以上で必要なファイルの作成とその設定は完了です。
4.コンテナを立ち上げる
次に以下のコマンドでコンテナを立ち上げます。
docker-compose up -d
以下のコマンドで表示されるStateで3つのコンテナ全てがUpになっていたらOKです。
docker-compose ps
5.Laravelをインストールする
コンテナが立ち上がったら、以下のコマンドでappコンテナに入ります。
docker-compose exec app bash
そして、appディレクトリ配下に移動します。
cd /var/www/app
この状態で以下のコマンドを実行してLaravelをインストールしましょう。
composer create-project laravel/laravel .

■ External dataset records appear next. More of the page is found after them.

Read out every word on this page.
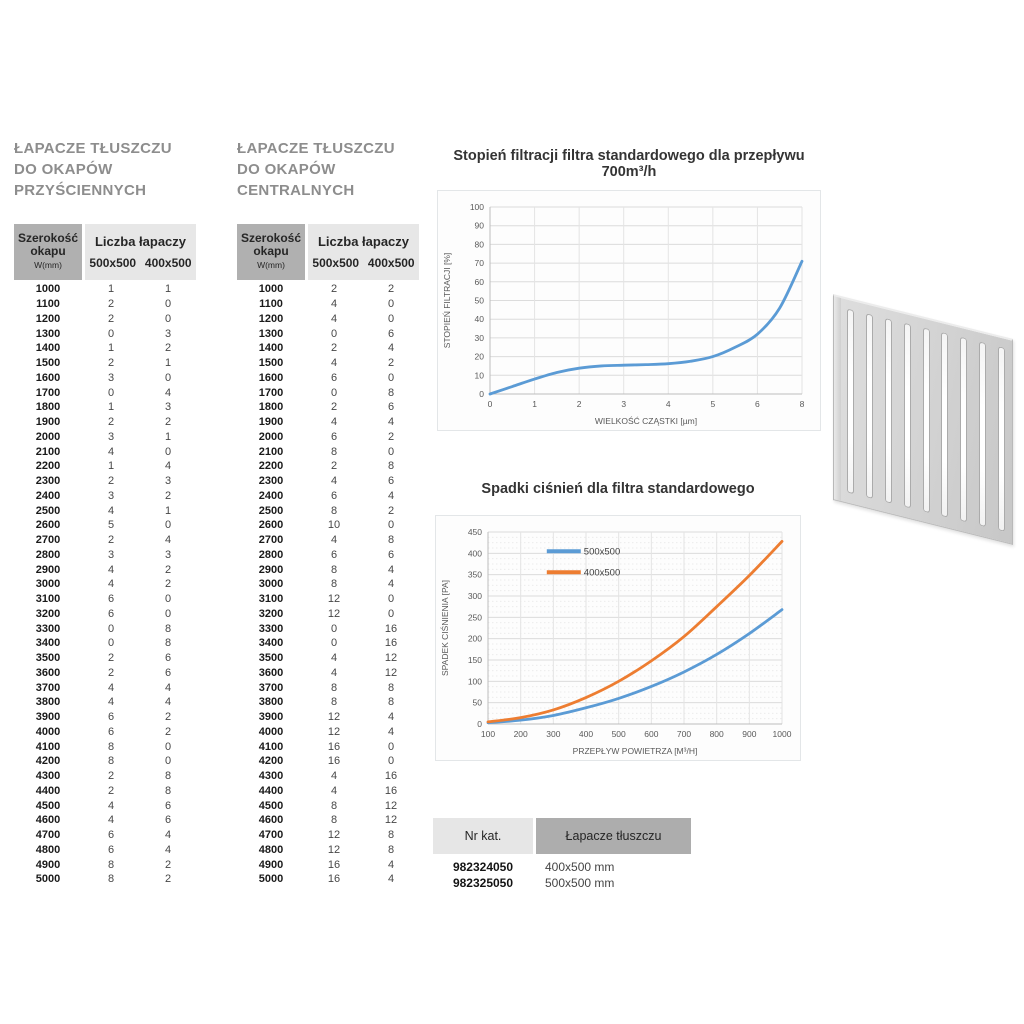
ŁAPACZE TŁUSZCZU
DO OKAPÓW
PRZYŚCIENNYCH
Szerokość okapu
W(mm)
Liczba łapaczy
500x500 400x500
1000	1	1
1100	2	0
1200	2	0
1300	0	3
1400	1	2
1500	2	1
1600	3	0
1700	0	4
1800	1	3
1900	2	2
2000	3	1
2100	4	0
2200	1	4
2300	2	3
2400	3	2
2500	4	1
2600	5	0
2700	2	4
2800	3	3
2900	4	2
3000	4	2
3100	6	0
3200	6	0
3300	0	8
3400	0	8
3500	2	6
3600	2	6
3700	4	4
3800	4	4
3900	6	2
4000	6	2
4100	8	0
4200	8	0
4300	2	8
4400	2	8
4500	4	6
4600	4	6
4700	6	4
4800	6	4
4900	8	2
5000	8	2
ŁAPACZE TŁUSZCZU
DO OKAPÓW
CENTRALNYCH
Szerokość okapu
W(mm)
Liczba łapaczy
500x500 400x500
1000	2	2
1100	4	0
1200	4	0
1300	0	6
1400	2	4
1500	4	2
1600	6	0
1700	0	8
1800	2	6
1900	4	4
2000	6	2
2100	8	0
2200	2	8
2300	4	6
2400	6	4
2500	8	2
2600	10	0
2700	4	8
2800	6	6
2900	8	4
3000	8	4
3100	12	0
3200	12	0
3300	0	16
3400	0	16
3500	4	12
3600	4	12
3700	8	8
3800	8	8
3900	12	4
4000	12	4
4100	16	0
4200	16	0
4300	4	16
4400	4	16
4500	8	12
4600	8	12
4700	12	8
4800	12	8
4900	16	4
5000	16	4
Stopień filtracji filtra standardowego dla przepływu 700m³/h
0
10
20
30
40
50
60
70
80
90
100
0	1	2	3	4	5	6	8
WIELKOŚĆ CZĄSTKI [µm]
STOPIEŃ FILTRACJI [%]
Spadki ciśnień dla filtra standardowego
0
50
100
150
200
250
300
350
400
450
100 200 300 400 500 600 700 800 900 1000
500x500
400x500
PRZEPŁYW POWIETRZA [M³/H]
SPADEK CIŚNIENIA [PA]
Nr kat.	Łapacze tłuszczu
982324050	400x500 mm
982325050	500x500 mm
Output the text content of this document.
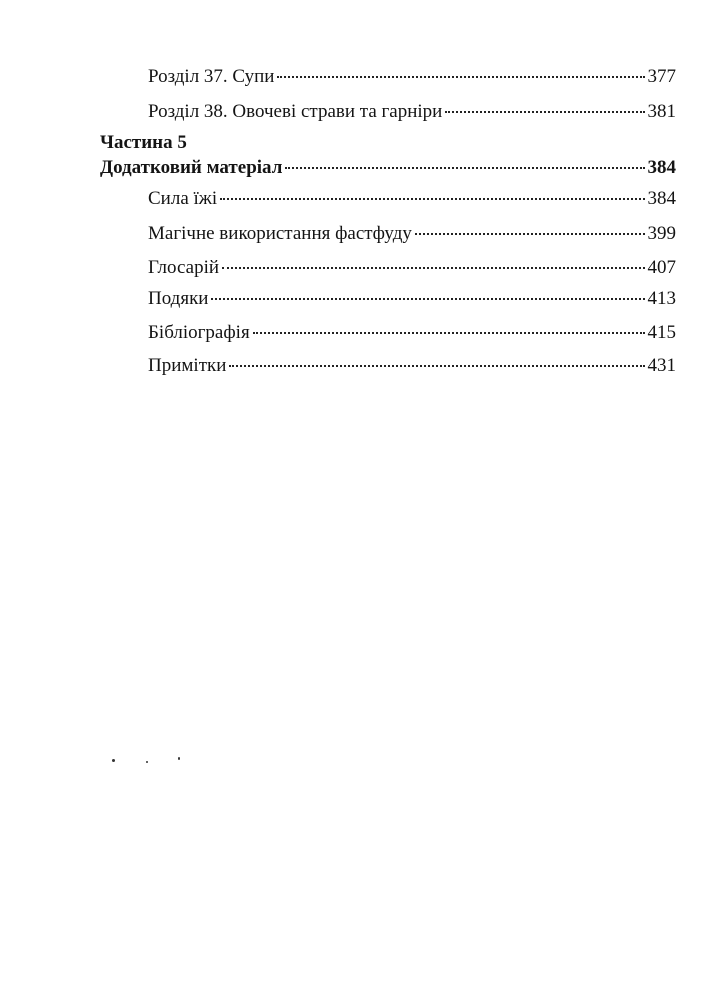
Розділ 37. Супи	377
Розділ 38. Овочеві страви та гарніри	381
Частина 5
Додатковий матеріал	384
Сила їжі	384
Магічне використання фастфуду	399
Глосарій	407
Подяки	413
Бібліографія	415
Примітки	431
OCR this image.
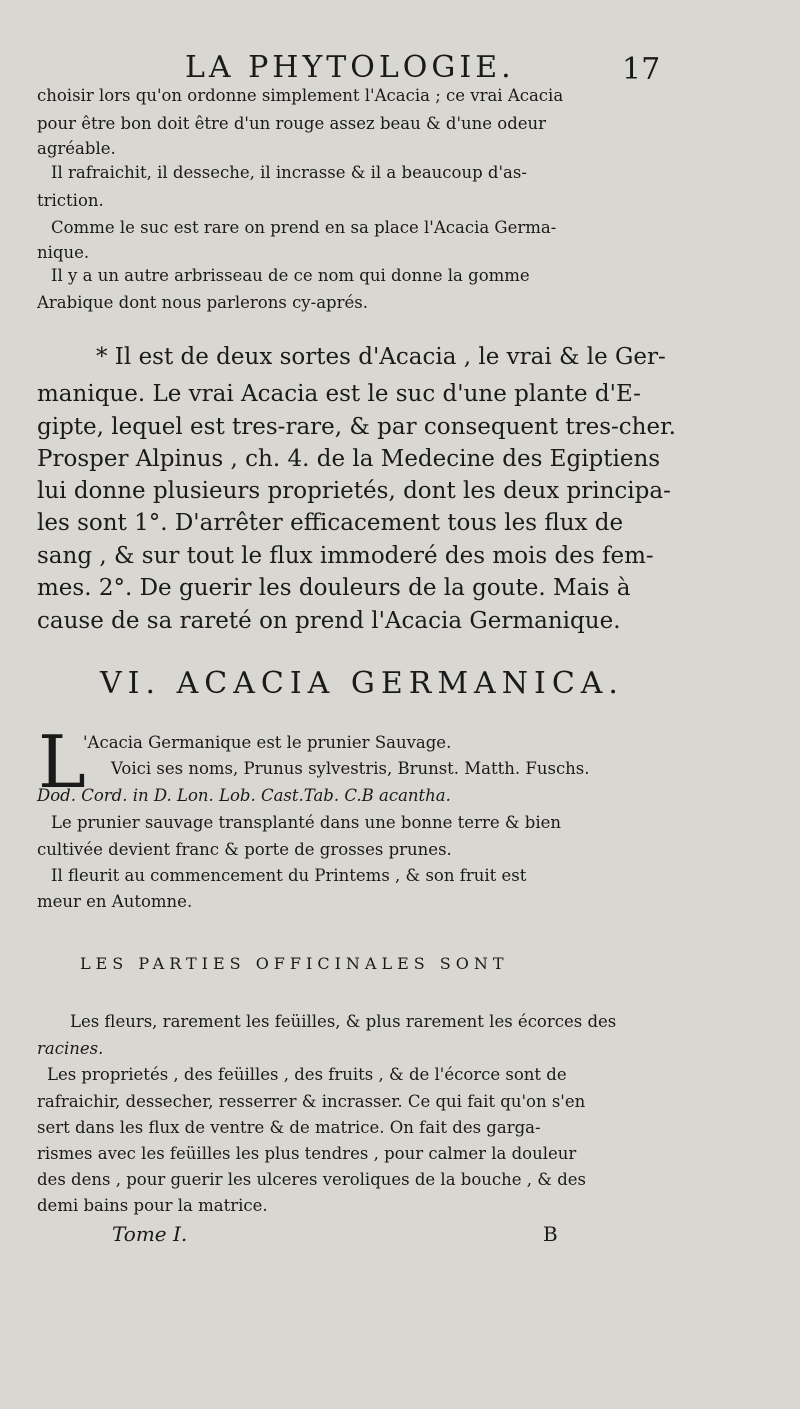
LA PHYTOLOGIE.	17
choisir lors qu'on ordonne simplement l'Acacia ; ce vrai Acacia
pour être bon doit être d'un rouge assez beau & d'une odeur
agréable.
Il rafraichit, il desseche, il incrasse & il a beaucoup d'as-
triction.
Comme le suc est rare on prend en sa place l'Acacia Germa-
nique.
Il y a un autre arbrisseau de ce nom qui donne la gomme
Arabique dont nous parlerons cy-aprés.
* Il est de deux sortes d'Acacia , le vrai & le Ger-
manique. Le vrai Acacia est le suc d'une plante d'E-
gipte, lequel est tres-rare, & par consequent tres-cher.
Prosper Alpinus , ch. 4. de la Medecine des Egiptiens
lui donne plusieurs proprietés, dont les deux principa-
les sont 1°. D'arrêter efficacement tous les flux de
sang , & sur tout le flux immoderé des mois des fem-
mes. 2°. De guerir les douleurs de la goute. Mais à
cause de sa rareté on prend l'Acacia Germanique.
VI. ACACIA GERMANICA.
L
'Acacia Germanique est le prunier Sauvage.
Voici ses noms, Prunus sylvestris, Brunst. Matth. Fuschs.
Dod. Cord. in D. Lon. Lob. Cast.Tab. C.B acantha.
Le prunier sauvage transplanté dans une bonne terre & bien
cultivée devient franc & porte de grosses prunes.
Il fleurit au commencement du Printems , & son fruit est
meur en Automne.
LES PARTIES OFFICINALES SONT
Les fleurs, rarement les feüilles, & plus rarement les écorces des
racines.
Les proprietés , des feüilles , des fruits , & de l'écorce sont de
rafraichir, dessecher, resserrer & incrasser. Ce qui fait qu'on s'en
sert dans les flux de ventre & de matrice. On fait des garga-
rismes avec les feüilles les plus tendres , pour calmer la douleur
des dens , pour guerir les ulceres veroliques de la bouche , & des
demi bains pour la matrice.
Tome I.	B
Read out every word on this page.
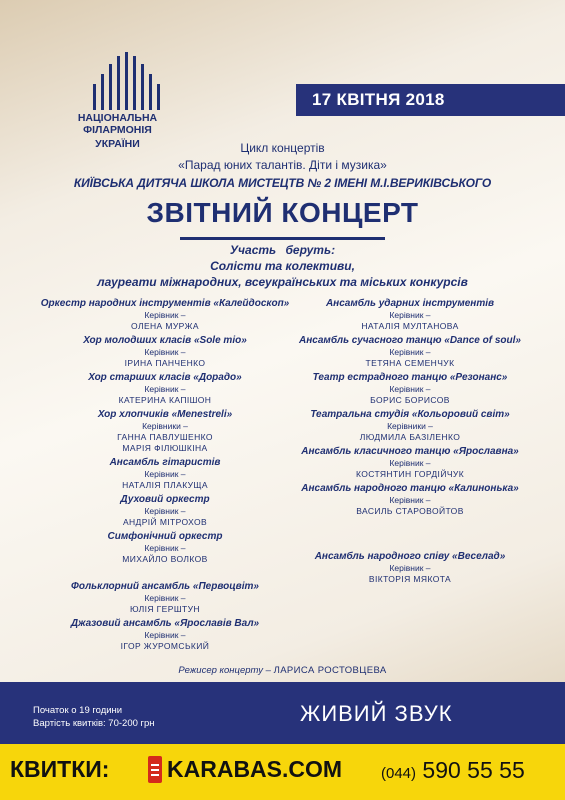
НАЦІОНАЛЬНА ФІЛАРМОНІЯ
УКРАЇНИ
17 КВІТНЯ 2018
Цикл концертів
«Парад юних талантів. Діти і музика»
КИЇВСЬКА ДИТЯЧА ШКОЛА МИСТЕЦТВ № 2 ІМЕНІ М.І.ВЕРИКІВСЬКОГО
ЗВІТНИЙ КОНЦЕРТ
Участь беруть:
Солісти та колективи,
лауреати міжнародних, всеукраїнських та міських конкурсів
Оркестр народних інструментів «Калейдоскоп»
Керівник –
ОЛЕНА МУРЖА
Хор молодших класів «Sole mio»
Керівник –
ІРИНА ПАНЧЕНКО
Хор старших класів «Дорадо»
Керівник –
КАТЕРИНА КАПІШОН
Хор хлопчиків «Menestreli»
Керівники –
ГАННА ПАВЛУШЕНКО
МАРІЯ ФІЛЮШКІНА
Ансамбль гітаристів
Керівник –
НАТАЛІЯ ПЛАКУЩА
Духовий оркестр
Керівник –
АНДРІЙ МІТРОХОВ
Симфонічний оркестр
Керівник –
МИХАЙЛО ВОЛКОВ
Фольклорний ансамбль «Первоцвіт»
Керівник –
ЮЛІЯ ГЕРШТУН
Джазовий ансамбль «Ярославів Вал»
Керівник –
ІГОР ЖУРОМСЬКИЙ
Ансамбль ударних інструментів
Керівник –
НАТАЛІЯ МУЛТАНОВА
Ансамбль сучасного танцю «Dance of soul»
Керівник –
ТЕТЯНА СЕМЕНЧУК
Театр естрадного танцю «Резонанс»
Керівник –
БОРИС БОРИСОВ
Театральна студія «Кольоровий світ»
Керівники –
ЛЮДМИЛА БАЗІЛЕНКО
Ансамбль класичного танцю «Ярославна»
Керівник –
КОСТЯНТИН ГОРДІЙЧУК
Ансамбль народного танцю «Калинонька»
Керівник –
ВАСИЛЬ СТАРОВОЙТОВ
Ансамбль народного співу «Веселад»
Керівник –
ВІКТОРІЯ МЯКОТА
Режисер концерту – ЛАРИСА РОСТОВЦЕВА
Початок о 19 години
Вартість квитків: 70-200 грн	ЖИВИЙ ЗВУК
КВИТКИ:	KARABAS.COM	(044) 590 55 55
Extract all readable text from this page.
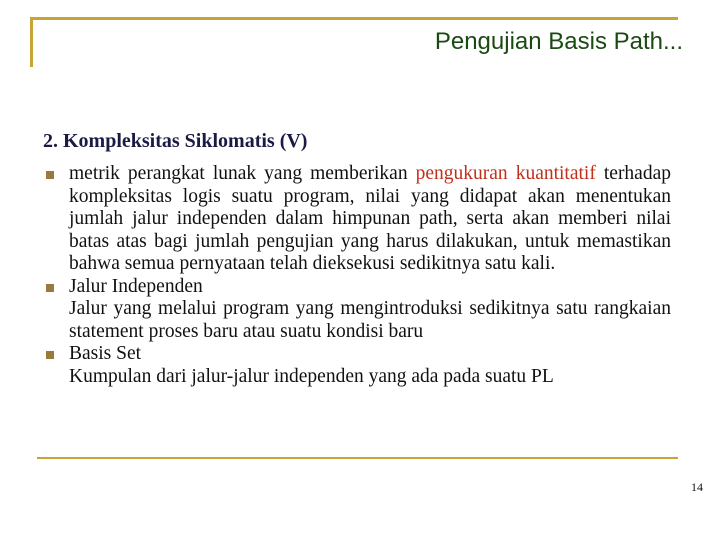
Pengujian Basis Path...
2. Kompleksitas Siklomatis (V)
metrik perangkat lunak yang memberikan pengukuran kuantitatif terhadap kompleksitas logis suatu program, nilai yang didapat akan menentukan jumlah jalur independen dalam himpunan path, serta akan memberi nilai batas atas bagi jumlah pengujian yang harus dilakukan, untuk memastikan bahwa semua pernyataan telah dieksekusi sedikitnya satu kali.
Jalur Independen
Jalur yang melalui program yang mengintroduksi sedikitnya satu rangkaian statement proses baru atau suatu kondisi baru
Basis Set
Kumpulan dari jalur-jalur independen yang ada pada suatu PL
14
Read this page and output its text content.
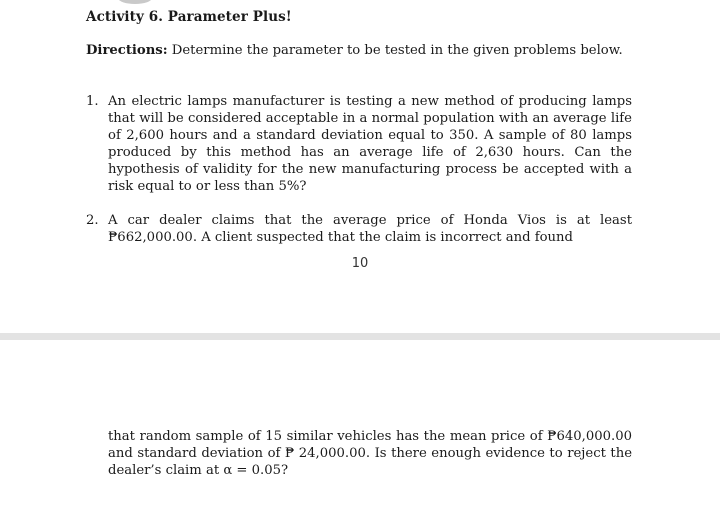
Activity 6. Parameter Plus!
Directions: Determine the parameter to be tested in the given problems below.
1. An electric lamps manufacturer is testing a new method of producing lamps that will be considered acceptable in a normal population with an average life of 2,600 hours and a standard deviation equal to 350. A sample of 80 lamps produced by this method has an average life of 2,630 hours. Can the hypothesis of validity for the new manufacturing process be accepted with a risk equal to or less than 5%?
2. A car dealer claims that the average price of Honda Vios is at least ₱662,000.00. A client suspected that the claim is incorrect and found
10
that random sample of 15 similar vehicles has the mean price of ₱640,000.00 and standard deviation of ₱ 24,000.00. Is there enough evidence to reject the dealer’s claim at α = 0.05?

参考:Laravelアプリをカレントディレクトリ配下にインストールする方法
以上でLaravelを使用するための準備は整いました。
6.画面が映るか確かめる
実際にLaravelのデフォルト画面が映るかを確かめてみましょう。
以下のURLでアクセスして以下のLaravelのデフォルト画面が表示されたらOKです。
localhost:8083
※8083はdocker-composeで定義したNginxのポート番号
7.ローカルのDBと接続する
最後に、LaravelからDBコンテナへの接続ができるかも確認しましょう。
まずは、.envファイルに以下の情報を設定してください。(dbコンテナに定義した接続情報です)
DB_CONNECTION=mysql DB_HOST=db DB_PORT=3306 DB_DATABASE=db DB_USERNAME=user DB_PASSWORD=password
appコンテナ内で以下のマイグレーションコマンドを実行し、成功したらDBとの接続は上手くいっています。
php artisan migrate
DockerとNginxを使ったLaravelの開発環境構築 まとめ
DockerとNginxを使ったLaravelの開発環境は、以下の手順で簡単に構築することができます。
- Dockerfileを作成する
- docker-compose.yamlを作成する
- default.confを作成する
- コンテナを立ち上げる
- Laravelをインストールする
- 画面が映るか確かめる
- ローカルのDBと接続する
ぜひ実際に手を動かして、Laravelが動く環境を作ってみて下さい。
最後まで読んで頂きありがとうございました。
この記事がNginxとDockerを用いてLaravelの環境構築をする上で少しでも参考になっていたら幸いです。